Apple has already won a dismissal from an ITC investigation of five patents HTC acquired from Google last year, and it's now trying to get rid of four more Google loan patents that HTC asserted in another venue (the United States District Court for the District of Delaware) as well as two patents HTC acquired from ADC Telecommunications and asserted in the same ITC complaint as the five meanwhile-dismissed Google patents.
The headline of an Apple motion filed with the ITC late on Monday just entered the public record (click on the image to enlarge or read the text below the image):
Doc Title: Respondent Apple Inc.'s Motion for Termination of the Investigation with Respect to U.S. Patent Nos. 7,672,219 and 7,417,944 Due to Lack of Standing
The motion itself is sealed. The issue that Apple raises, "lack of standing", is the same as the one that resulted in the dismissal of five Google patents. The ADC-HTC patent purchase agreement is most likely different from the Google-HTC deal, but apparently Apple believes that contract also has some shortcomings.

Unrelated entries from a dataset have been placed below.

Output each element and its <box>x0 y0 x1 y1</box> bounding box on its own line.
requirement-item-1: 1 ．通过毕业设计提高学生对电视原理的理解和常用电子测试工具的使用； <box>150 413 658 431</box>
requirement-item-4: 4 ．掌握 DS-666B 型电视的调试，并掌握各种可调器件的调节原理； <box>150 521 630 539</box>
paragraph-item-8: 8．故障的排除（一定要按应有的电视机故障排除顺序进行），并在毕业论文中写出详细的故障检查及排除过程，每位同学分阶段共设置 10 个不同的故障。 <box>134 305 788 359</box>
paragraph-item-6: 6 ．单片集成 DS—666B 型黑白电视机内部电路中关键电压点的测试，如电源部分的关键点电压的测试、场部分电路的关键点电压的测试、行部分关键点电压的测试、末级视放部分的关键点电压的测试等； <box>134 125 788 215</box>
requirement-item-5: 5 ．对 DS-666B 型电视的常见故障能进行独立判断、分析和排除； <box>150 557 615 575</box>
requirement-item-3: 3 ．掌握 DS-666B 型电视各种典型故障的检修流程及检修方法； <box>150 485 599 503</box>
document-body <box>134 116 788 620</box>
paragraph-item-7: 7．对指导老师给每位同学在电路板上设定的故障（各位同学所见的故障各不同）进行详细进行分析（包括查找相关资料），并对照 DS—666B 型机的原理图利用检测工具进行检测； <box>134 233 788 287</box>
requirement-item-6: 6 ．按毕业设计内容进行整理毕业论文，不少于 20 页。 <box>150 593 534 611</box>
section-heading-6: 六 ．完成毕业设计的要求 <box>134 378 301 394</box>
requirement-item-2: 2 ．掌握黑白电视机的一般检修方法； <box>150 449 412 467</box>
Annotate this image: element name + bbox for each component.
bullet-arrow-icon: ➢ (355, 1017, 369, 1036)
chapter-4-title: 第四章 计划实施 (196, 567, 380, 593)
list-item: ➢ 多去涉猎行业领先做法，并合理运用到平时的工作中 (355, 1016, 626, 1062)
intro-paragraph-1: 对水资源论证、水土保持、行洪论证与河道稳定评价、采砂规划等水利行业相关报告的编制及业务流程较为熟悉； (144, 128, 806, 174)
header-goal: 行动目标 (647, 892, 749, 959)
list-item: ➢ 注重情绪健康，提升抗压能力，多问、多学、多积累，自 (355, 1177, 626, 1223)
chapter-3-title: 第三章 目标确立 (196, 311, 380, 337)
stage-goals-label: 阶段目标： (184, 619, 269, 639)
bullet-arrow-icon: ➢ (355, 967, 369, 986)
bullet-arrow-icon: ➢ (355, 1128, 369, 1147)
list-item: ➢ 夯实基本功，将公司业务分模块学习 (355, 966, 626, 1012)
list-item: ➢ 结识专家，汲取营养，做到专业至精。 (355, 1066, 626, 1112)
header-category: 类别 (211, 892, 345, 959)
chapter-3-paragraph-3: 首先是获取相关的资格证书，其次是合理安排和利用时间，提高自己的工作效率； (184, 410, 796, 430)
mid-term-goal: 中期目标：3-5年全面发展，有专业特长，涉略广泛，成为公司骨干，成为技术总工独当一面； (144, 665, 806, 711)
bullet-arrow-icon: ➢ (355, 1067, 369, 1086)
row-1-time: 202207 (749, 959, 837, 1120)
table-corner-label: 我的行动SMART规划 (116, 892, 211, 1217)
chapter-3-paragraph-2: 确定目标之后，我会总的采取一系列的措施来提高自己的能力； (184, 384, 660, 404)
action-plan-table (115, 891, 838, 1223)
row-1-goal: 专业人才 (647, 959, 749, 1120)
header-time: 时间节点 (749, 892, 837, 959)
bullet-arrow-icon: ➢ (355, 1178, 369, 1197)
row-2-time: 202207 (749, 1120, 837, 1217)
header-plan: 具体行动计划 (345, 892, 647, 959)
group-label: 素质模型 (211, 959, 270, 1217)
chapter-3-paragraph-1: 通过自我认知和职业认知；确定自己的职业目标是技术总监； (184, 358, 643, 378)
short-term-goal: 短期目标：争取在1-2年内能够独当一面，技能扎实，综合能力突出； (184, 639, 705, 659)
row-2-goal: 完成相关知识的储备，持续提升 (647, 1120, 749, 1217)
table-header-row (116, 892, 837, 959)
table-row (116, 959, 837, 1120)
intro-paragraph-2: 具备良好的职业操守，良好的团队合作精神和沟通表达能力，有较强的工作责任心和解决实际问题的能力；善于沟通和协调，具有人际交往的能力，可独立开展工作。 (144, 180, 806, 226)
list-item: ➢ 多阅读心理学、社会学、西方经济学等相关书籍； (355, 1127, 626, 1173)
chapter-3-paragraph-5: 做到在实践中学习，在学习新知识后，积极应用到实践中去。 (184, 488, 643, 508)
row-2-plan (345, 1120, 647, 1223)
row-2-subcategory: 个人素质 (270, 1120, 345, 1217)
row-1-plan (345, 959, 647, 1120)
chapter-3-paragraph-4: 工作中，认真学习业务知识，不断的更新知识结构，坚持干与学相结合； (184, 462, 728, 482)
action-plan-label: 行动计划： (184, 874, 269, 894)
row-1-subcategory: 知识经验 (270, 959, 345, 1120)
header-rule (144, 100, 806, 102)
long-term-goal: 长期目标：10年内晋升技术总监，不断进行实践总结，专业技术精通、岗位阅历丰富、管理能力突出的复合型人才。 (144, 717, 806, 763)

At some point, this ITC investigation related to eight patents, but with the five Google patents having been thrown out and HTC having withdrawn a homegrown patent, the two remaining patents are the ones HTC bought from ADC. If Apple's motion succeeds, the ITC investigation will be closed.
Apple has also raised a FRAND defense against those ADC patents in counterclaims that were removed from the ITC to the Eastern District of Virginia.
In related news, Apple isn't done yet throwing out former Google patents. HTC acquired at least nine patents from Google. It asserted five of them in its ITC complaint as well as a companion federal lawsuit in the District of Delaware, and four only in federal court (Delaware, again). Last week, Apple and HTC filed a stipulation "to stay proceedings [in the four-patent Delaware action] and expedite briefing on Apple Inc.'s standing defense". While HTC will oppose Apple's claim that it lacks standing, it agreed to a joint filing that refers to standing as a "potentially case dispositive issue" (an undeniable truth).
The parties agreed that Apple will file a motion to dismiss that Delaware lawsuit until August 22. HTC will respond eight days later. Apple gets to file a reply brief on September 7. The parties would also like to have a court hearing shortly after the briefing process.
As the filing says, "HTC and Apple believe that granting a temporary stay of discovery, currently scheduled pretrial deadlines, and the currently scheduled mediation will conserve judicial economy and efficiency by deferring the Court’s involvement in hearing potentially unnecessary discovery disputes and substantive issues."
This is a smart move for both of them. Nobody wants to waste time on a case that will simply go away if the Delaware-based court arrives at the same conclusion concerning the HTC-Google patent purchase agreement that an Administrative Law Judge, the ITC staff and the Commission (the six-member decision-making body at the top of the ITC) previously reached.